De son côté, un membre de l’exécutif de Täsch indiquait à Swissinfo que les contacts étaient bons, mais que le bas niveau d’allemand et la faible participation de la population portugaise à la vie de la communauté étaient les principaux problèmes. Il précisait toutefois avoir constaté une amélioration: «[Les Portugais] investissent ici, en achetant des maisons ou en montant de petits commerces. Ils montrent qu’ils sont venus pour rester.»
>> «A Noël, mon fils a appris à chanter Noite Feliz, mais il ne connaît pas ce chant en allemand»: le reportage de Swissinfo à Täsch en 2012:

Plus
Le village suisse qui parle portugais
>> Un documentaire de la télévision publique alémanique SRF s’était aussi plongé dans la communauté portugaise de Täsch en 2014 (en allemand, sous-titres en français disponibles):
Cohabitation pacifique
Dans un autre reportage plus récent de la SRFLien externe (en allemand), plusieurs habitants de Täsch constatent que les étrangers et les Suisses vivent davantage côte-à-côte qu’ensemble. «Ce n’est plus un seul village uni», regrette un homme questionné par la SRF, tout en assurant n’avoir aucun problème avec l’autre moitié de la population.
La déléguée à l’intégration Eva Jenni y parle quant à elle d’une «cohabitation pacifique», où «tout le monde se laisse tranquille».
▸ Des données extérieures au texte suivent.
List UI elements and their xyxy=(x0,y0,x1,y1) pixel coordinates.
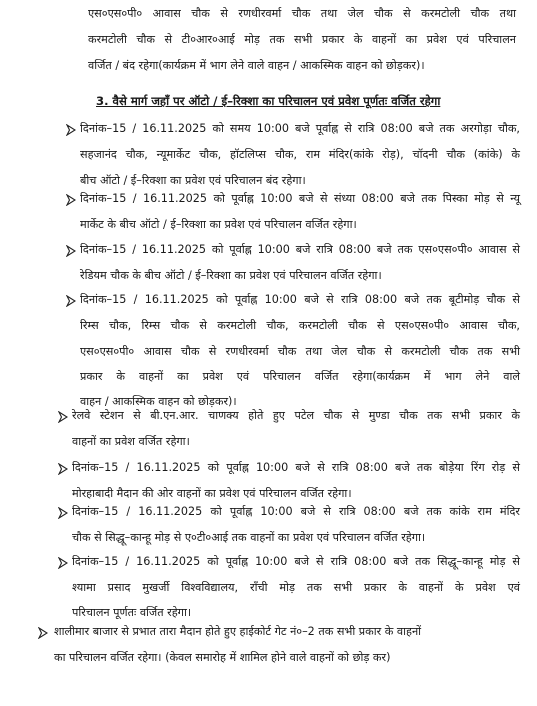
bullet-8-line-3: परिचालन पूर्णतः वर्जित रहेगा। xyxy=(72,606,192,619)
arrow-bullet-icon xyxy=(38,627,48,639)
arrow-bullet-icon xyxy=(66,295,76,307)
arrow-bullet-icon xyxy=(66,245,76,257)
bullet-1-line-1: दिनांक–15 / 16.11.2025 को समय 10:00 बजे पूर्वाह्न से रात्रि 08:00 बजे तक अरगोड़ा चौक, xyxy=(80,122,520,135)
bullet-8-line-2: श्यामा प्रसाद मुखर्जी विश्वविद्यालय, राँची मोड़ तक सभी प्रकार के वाहनों के प्रवेश एवं xyxy=(72,581,520,594)
section-heading: 3. वैसे मार्ग जहाँ पर ऑटो / ई–रिक्शा का परिचालन एवं प्रवेश पूर्णतः वर्जित रहेगा xyxy=(96,94,441,108)
bullet-4-line-1: दिनांक–15 / 16.11.2025 को पूर्वाह्न 10:00 बजे से रात्रि 08:00 बजे तक बूटीमोड़ चौक से xyxy=(80,293,520,306)
bullet-4-line-4: प्रकार के वाहनों का प्रवेश एवं परिचालन वर्जित रहेगा(कार्यक्रम में भाग लेने वाले xyxy=(80,370,520,383)
arrow-bullet-icon xyxy=(58,557,68,569)
bullet-6-line-1: दिनांक–15 / 16.11.2025 को पूर्वाह्न 10:00 बजे से रात्रि 08:00 बजे तक बोड़ेया रिंग रोड़ से xyxy=(72,461,520,474)
bullet-7-line-2: चौक से सिद्धू–कान्हू मोड़ से ए०टी०आई तक वाहनों का प्रवेश एवं परिचालन वर्जित रहेगा। xyxy=(72,531,426,544)
bullet-5-line-1: रेलवे स्टेशन से बी.एन.आर. चाणक्य होते हुए पटेल चौक से मुण्डा चौक तक सभी प्रकार के xyxy=(72,409,520,422)
bullet-4-line-5: वाहन / आकस्मिक वाहन को छोड़कर)। xyxy=(80,395,237,408)
bullet-1-line-3: बीच ऑटो / ई–रिक्शा का प्रवेश एवं परिचालन बंद रहेगा। xyxy=(80,174,306,187)
bullet-7-line-1: दिनांक–15 / 16.11.2025 को पूर्वाह्न 10:00 बजे से रात्रि 08:00 बजे तक कांके राम मंदिर xyxy=(72,505,520,518)
bullet-3-line-2: रेडियम चौक के बीच ऑटो / ई–रिक्शा का प्रवेश एवं परिचालन वर्जित रहेगा। xyxy=(80,269,382,282)
bullet-3-line-1: दिनांक–15 / 16.11.2025 को पूर्वाह्न 10:00 बजे रात्रि 08:00 बजे तक एस०एस०पी० आवास से xyxy=(80,243,520,256)
arrow-bullet-icon xyxy=(58,507,68,519)
intro-line-3: वर्जित / बंद रहेगा(कार्यक्रम में भाग लेने वाले वाहन / आकस्मिक वाहन को छोड़कर)। xyxy=(88,59,425,72)
bullet-2-line-2: मार्केट के बीच ऑटो / ई–रिक्शा का प्रवेश एवं परिचालन वर्जित रहेगा। xyxy=(80,218,357,231)
arrow-bullet-icon xyxy=(66,194,76,206)
intro-line-2: करमटोली चौक से टी०आर०आई मोड़ तक सभी प्रकार के वाहनों का प्रवेश एवं परिचालन xyxy=(88,33,516,46)
bullet-5-line-2: वाहनों का प्रवेश वर्जित रहेगा। xyxy=(72,435,190,448)
bullet-4-line-2: रिम्स चौक, रिम्स चौक से करमटोली चौक, करमटोली चौक से एस०एस०पी० आवास चौक, xyxy=(80,319,520,332)
bullet-4-line-3: एस०एस०पी० आवास चौक से रणधीरवर्मा चौक तथा जेल चौक से करमटोली चौक तक सभी xyxy=(80,345,520,358)
arrow-bullet-icon xyxy=(58,463,68,475)
bullet-6-line-2: मोरहाबादी मैदान की ओर वाहनों का प्रवेश एवं परिचालन वर्जित रहेगा। xyxy=(72,487,352,500)
bullet-9-line-2: का परिचालन वर्जित रहेगा। (केवल समारोह में शामिल होने वाले वाहनों को छोड़ कर) xyxy=(54,651,391,664)
bullet-8-line-1: दिनांक–15 / 16.11.2025 को पूर्वाह्न 10:00 बजे से रात्रि 08:00 बजे तक सिद्धू–कान्हू मोड़ से xyxy=(72,555,520,568)
arrow-bullet-icon xyxy=(58,411,68,423)
intro-line-1: एस०एस०पी० आवास चौक से रणधीरवर्मा चौक तथा जेल चौक से करमटोली चौक तथा xyxy=(88,7,516,20)
bullet-9-line-1: शालीमार बाजार से प्रभात तारा मैदान होते हुए हाईकोर्ट गेट नं०–2 तक सभी प्रकार के वाहनों xyxy=(54,625,422,638)
arrow-bullet-icon xyxy=(66,124,76,136)
bullet-2-line-1: दिनांक–15 / 16.11.2025 को पूर्वाह्न 10:00 बजे से संध्या 08:00 बजे तक पिस्का मोड़ से न्यू xyxy=(80,192,520,205)
bullet-1-line-2: सहजानंद चौक, न्यूमार्केट चौक, हॉटलिप्स चौक, राम मंदिर(कांके रोड़), चॉदनी चौक (कांके) के xyxy=(80,148,520,161)
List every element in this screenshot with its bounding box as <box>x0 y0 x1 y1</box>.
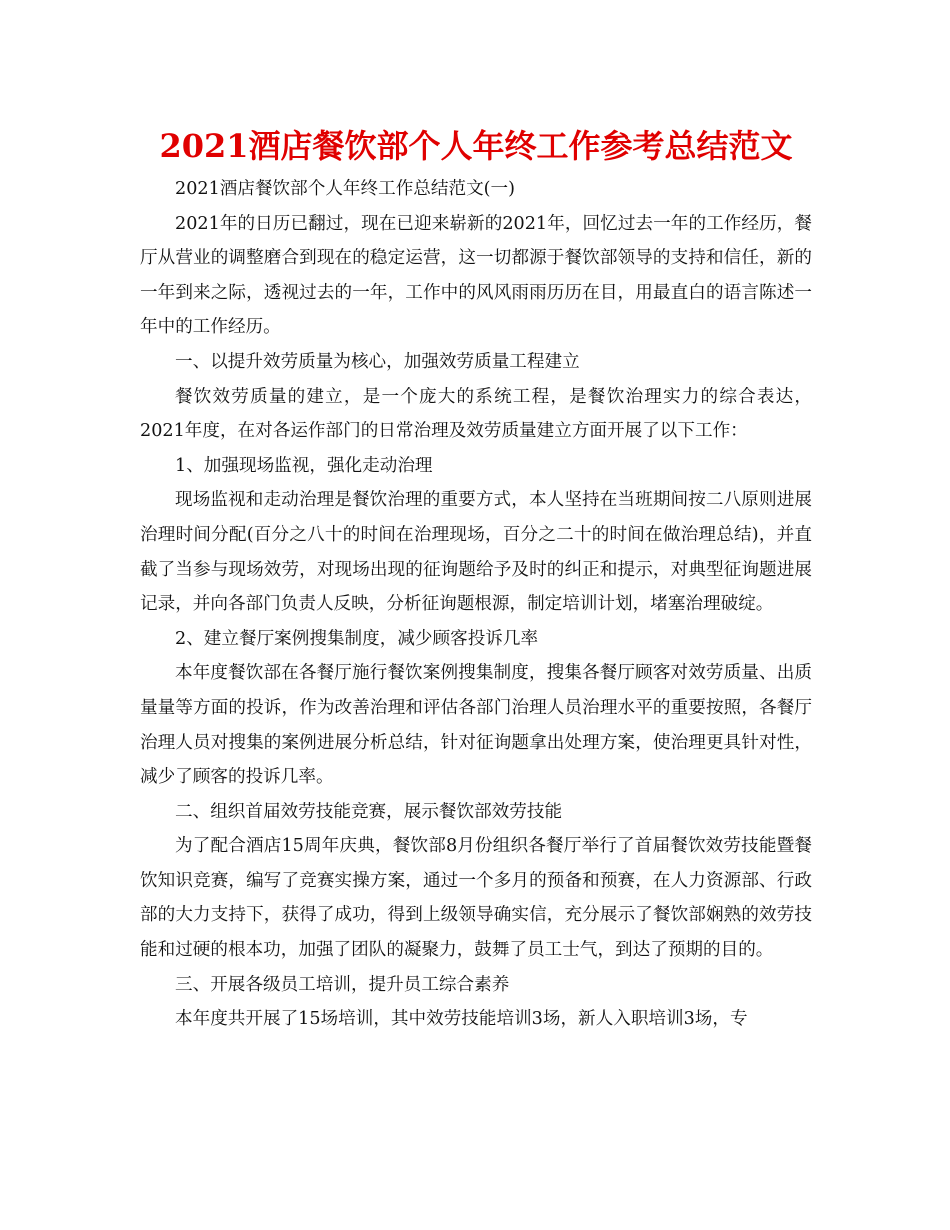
document-page <box>140 124 812 1037</box>
section-heading-3: 三、开展各级员工培训，提升员工综合素养 <box>175 974 510 995</box>
subsection-heading-1-1: 1、加强现场监视，强化走动治理 <box>175 455 433 476</box>
document-title: 2021酒店餐饮部个人年终工作参考总结范文 <box>159 127 793 165</box>
subsection-heading-1-2: 2、建立餐厅案例搜集制度，减少顾客投诉几率 <box>175 628 539 649</box>
paragraph-section-1: 餐饮效劳质量的建立，是一个庞大的系统工程，是餐饮治理实力的综合表达，2021年度，在对各运作部门的日常治理及效劳质量建立方面开展了以下工作： <box>140 386 812 442</box>
paragraph-section-2: 为了配合酒店15周年庆典，餐饮部8月份组织各餐厅举行了首届餐饮效劳技能暨餐饮知识竞赛，编写了竞赛实操方案，通过一个多月的预备和预赛，在人力资源部、行政部的大力支持下，获得了成功，得到上级领导确实信，充分展示了餐饮部娴熟的效劳技能和过硬的根本功，加强了团队的凝聚力，鼓舞了员工士气，到达了预期的目的。 <box>140 836 812 961</box>
section-heading-2: 二、组织首届效劳技能竞赛，展示餐饮部效劳技能 <box>175 801 563 822</box>
paragraph-intro: 2021年的日历已翻过，现在已迎来崭新的2021年，回忆过去一年的工作经历，餐厅从营业的调整磨合到现在的稳定运营，这一切都源于餐饮部领导的支持和信任，新的一年到来之际，透视过去的一年，工作中的风风雨雨历历在目，用最直白的语言陈述一年中的工作经历。 <box>140 213 812 338</box>
document-subtitle: 2021酒店餐饮部个人年终工作总结范文(一) <box>175 179 516 199</box>
section-heading-1: 一、以提升效劳质量为核心，加强效劳质量工程建立 <box>175 351 580 372</box>
paragraph-subsection-1-1: 现场监视和走动治理是餐饮治理的重要方式，本人坚持在当班期间按二八原则进展治理时间分配(百分之八十的时间在治理现场，百分之二十的时间在做治理总结)，并直截了当参与现场效劳，对现场出现的征询题给予及时的纠正和提示，对典型征询题进展记录，并向各部门负责人反映，分析征询题根源，制定培训计划，堵塞治理破绽。 <box>140 490 812 615</box>
paragraph-section-3: 本年度共开展了15场培训，其中效劳技能培训3场，新人入职培训3场，专 <box>175 1009 748 1030</box>
paragraph-subsection-1-2: 本年度餐饮部在各餐厅施行餐饮案例搜集制度，搜集各餐厅顾客对效劳质量、出质量量等方面的投诉，作为改善治理和评估各部门治理人员治理水平的重要按照，各餐厅治理人员对搜集的案例进展分析总结，针对征询题拿出处理方案，使治理更具针对性，减少了顾客的投诉几率。 <box>140 663 812 788</box>
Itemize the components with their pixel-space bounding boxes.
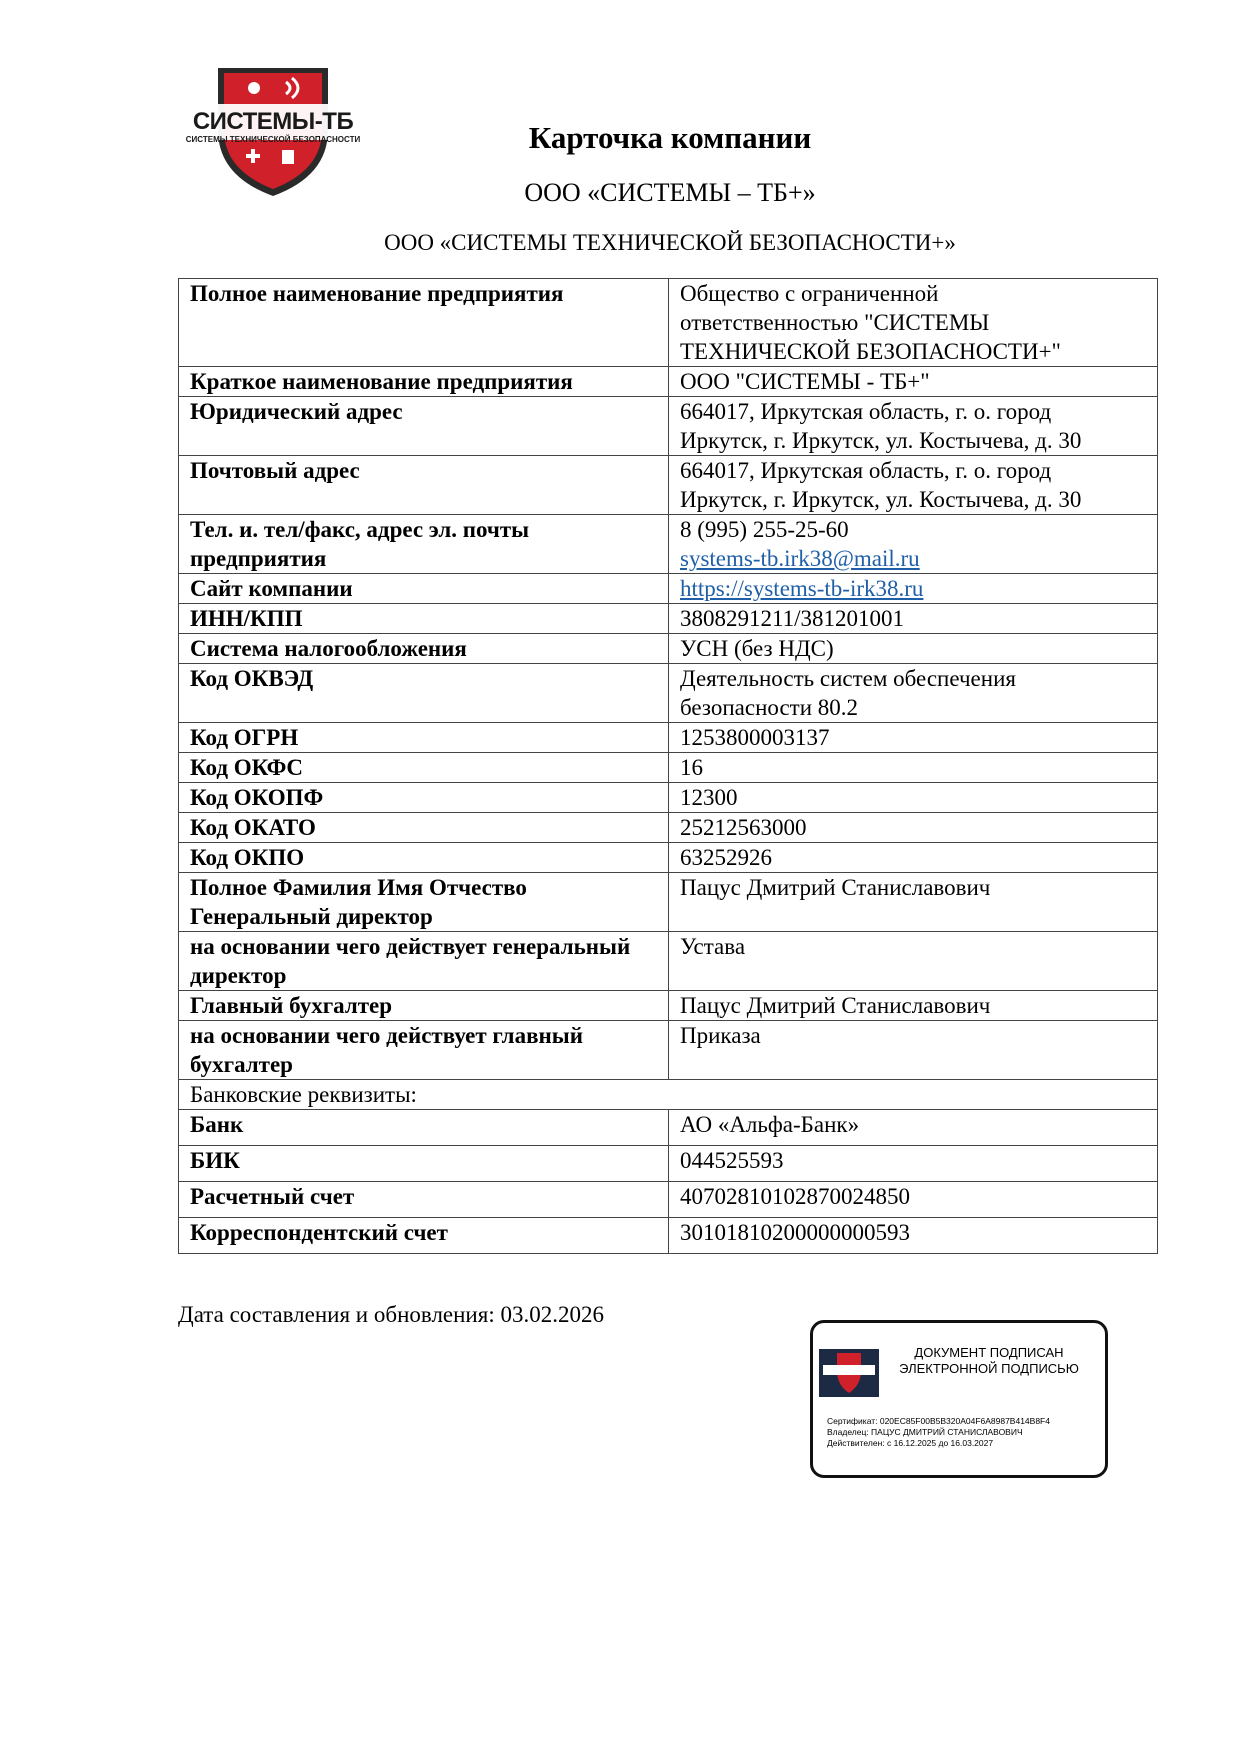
table-row [179, 515, 1158, 574]
row-value: 16 [669, 753, 1158, 783]
bank-section-label: Банковские реквизиты: [179, 1080, 1158, 1110]
row-label: Система налогообложения [179, 634, 669, 664]
table-row [179, 813, 1158, 843]
table-row [179, 843, 1158, 873]
row-value: Пацус Дмитрий Станиславович [669, 991, 1158, 1021]
table-row [179, 397, 1158, 456]
logo-tagline: СИСТЕМЫ ТЕХНИЧЕСКОЙ БЕЗОПАСНОСТИ [185, 135, 361, 144]
bank-section-row [179, 1080, 1158, 1110]
row-value: 044525593 [669, 1146, 1158, 1182]
row-label: ИНН/КПП [179, 604, 669, 634]
table-row [179, 634, 1158, 664]
row-label: Почтовый адрес [179, 456, 669, 515]
row-label: Код ОКФС [179, 753, 669, 783]
email-link[interactable]: systems-tb.irk38@mail.ru [680, 546, 920, 571]
row-label: Тел. и. тел/факс, адрес эл. почты предприятия [179, 515, 669, 574]
company-full-name: ООО «СИСТЕМЫ ТЕХНИЧЕСКОЙ БЕЗОПАСНОСТИ+» [384, 230, 956, 255]
row-value: 63252926 [669, 843, 1158, 873]
row-label: Банк [179, 1110, 669, 1146]
row-label: Код ОКВЭД [179, 664, 669, 723]
table-row [179, 367, 1158, 397]
table-row [179, 1218, 1158, 1254]
details-body [179, 279, 1158, 1254]
row-label: Расчетный счет [179, 1182, 669, 1218]
table-row [179, 664, 1158, 723]
row-value [669, 397, 1158, 456]
row-value: Приказа [669, 1021, 1158, 1080]
stamp-line2: ЭЛЕКТРОННОЙ ПОДПИСЬЮ [899, 1361, 1079, 1376]
table-row [179, 991, 1158, 1021]
row-label: Код ОКАТО [179, 813, 669, 843]
row-label: Код ОКОПФ [179, 783, 669, 813]
table-row [179, 456, 1158, 515]
stamp-line1: ДОКУМЕНТ ПОДПИСАН [914, 1345, 1064, 1360]
row-value: УСН (без НДС) [669, 634, 1158, 664]
value-line: ответственностью "СИСТЕМЫ [680, 310, 990, 335]
shield-icon [819, 1349, 879, 1397]
table-row [179, 1021, 1158, 1080]
table-row [179, 873, 1158, 932]
page-title: Карточка компании [528, 120, 812, 155]
table-row [179, 783, 1158, 813]
row-label: Корреспондентский счет [179, 1218, 669, 1254]
table-row [179, 604, 1158, 634]
logo-name: СИСТЕМЫ-ТБ [192, 108, 354, 135]
table-row [179, 932, 1158, 991]
company-short-name: ООО «СИСТЕМЫ – ТБ+» [524, 178, 816, 207]
stamp-heading [873, 1345, 1105, 1377]
stamp-logo [819, 1349, 879, 1397]
row-value: ООО "СИСТЕМЫ - ТБ+" [669, 367, 1158, 397]
row-label: на основании чего действует главный бухгалтер [179, 1021, 669, 1080]
row-label: Сайт компании [179, 574, 669, 604]
row-value [669, 664, 1158, 723]
row-label: Полное Фамилия Имя Отчество Генеральный директор [179, 873, 669, 932]
value-line: безопасности 80.2 [680, 695, 859, 720]
row-label: Код ОГРН [179, 723, 669, 753]
value-line: ТЕХНИЧЕСКОЙ БЕЗОПАСНОСТИ+" [680, 339, 1061, 364]
value-line: Общество с ограниченной [680, 281, 939, 306]
row-value: 30101810200000000593 [669, 1218, 1158, 1254]
value-line: Иркутск, г. Иркутск, ул. Костычева, д. 30 [680, 428, 1082, 453]
table-row [179, 1110, 1158, 1146]
row-label: Полное наименование предприятия [179, 279, 669, 367]
row-value [669, 456, 1158, 515]
table-row [179, 279, 1158, 367]
website-link[interactable]: https://systems-tb-irk38.ru [680, 576, 924, 601]
row-label: на основании чего действует генеральный директор [179, 932, 669, 991]
signature-stamp [810, 1320, 1108, 1478]
row-label: Код ОКПО [179, 843, 669, 873]
value-line: 664017, Иркутская область, г. о. город [680, 399, 1052, 424]
row-label: Главный бухгалтер [179, 991, 669, 1021]
value-line: Деятельность систем обеспечения [680, 666, 1016, 691]
row-label: Краткое наименование предприятия [179, 367, 669, 397]
table-row [179, 574, 1158, 604]
row-value: 25212563000 [669, 813, 1158, 843]
company-details-table [178, 278, 1158, 1254]
row-value: Пацус Дмитрий Станиславович [669, 873, 1158, 932]
row-label: Юридический адрес [179, 397, 669, 456]
table-row [179, 753, 1158, 783]
row-value: Устава [669, 932, 1158, 991]
row-value: 1253800003137 [669, 723, 1158, 753]
row-value: АО «Альфа-Банк» [669, 1110, 1158, 1146]
row-label: БИК [179, 1146, 669, 1182]
table-row [179, 723, 1158, 753]
row-value [669, 574, 1158, 604]
row-value: 3808291211/381201001 [669, 604, 1158, 634]
value-line: Иркутск, г. Иркутск, ул. Костычева, д. 30 [680, 487, 1082, 512]
value-line: 664017, Иркутская область, г. о. город [680, 458, 1052, 483]
stamp-certificate: Сертификат: 020EC85F00B5B320A04F6A8987B414B8F4 [827, 1416, 1050, 1426]
row-value [669, 279, 1158, 367]
phone-value: 8 (995) 255-25-60 [680, 517, 849, 542]
update-date: Дата составления и обновления: 03.02.2026 [178, 1302, 604, 1327]
stamp-owner: Владелец: ПАЦУС ДМИТРИЙ СТАНИСЛАВОВИЧ [827, 1427, 1023, 1437]
row-value: 40702810102870024850 [669, 1182, 1158, 1218]
table-row [179, 1182, 1158, 1218]
stamp-validity: Действителен: с 16.12.2025 до 16.03.2027 [827, 1438, 994, 1448]
row-value: 12300 [669, 783, 1158, 813]
row-value [669, 515, 1158, 574]
table-row [179, 1146, 1158, 1182]
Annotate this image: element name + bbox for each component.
La politique d’intégration de Täsch lui vaut d’être régulièrement présentée comme un laboratoire en matière d’immigration et de vivre-ensemble. Les autorités locales ont en effet adopté il y a plusieurs années déjà une série de mesures pour favoriser le rapprochement des communautés. Cela passe notamment par un fort accent sur l’enseignement de l’allemand à l’école, des campagnes d’information et l’organisation d’événements interculturels.
Mais, souligne Eva Jenni, «on ne peut pas forcer les gens à se mélanger». Les Portugais et Portugaises de Täsch «n’ont pas vraiment de pression pour s’intégrer», explique-t-elle. La plupart d’entre eux viennent non seulement du même pays, mais aussi de la même région et ont beaucoup de proches sur place. Les membres de la communauté entretiennent des liens étroits, et pourraient sans problème vivre au quotidien sans même avoir besoin de parler l’allemand.
Un village redynamisé
Ces défis sont toutefois moins présents au sein de la deuxième génération, qui maîtrise pour la plupart mieux la langue et a davantage de liens avec les gens du cru.
Par ailleurs, Täsch, dont la population autochtone décroît d’année en année, sait aussi ce qu’elle doit à l’immigration. «S’il n’y avait plus d’étrangers ici, on aurait moins de main-d’œuvre dans le secteur du tourisme. Les écoles fermeraient et le personnel enseignant perdrait son gagne-pain. Il y aurait toute une série de problèmes, résume un habitant interrogé par la SRF. On peut retourner la question dans tous les sens, au final nous devons bien vivre ensemble.»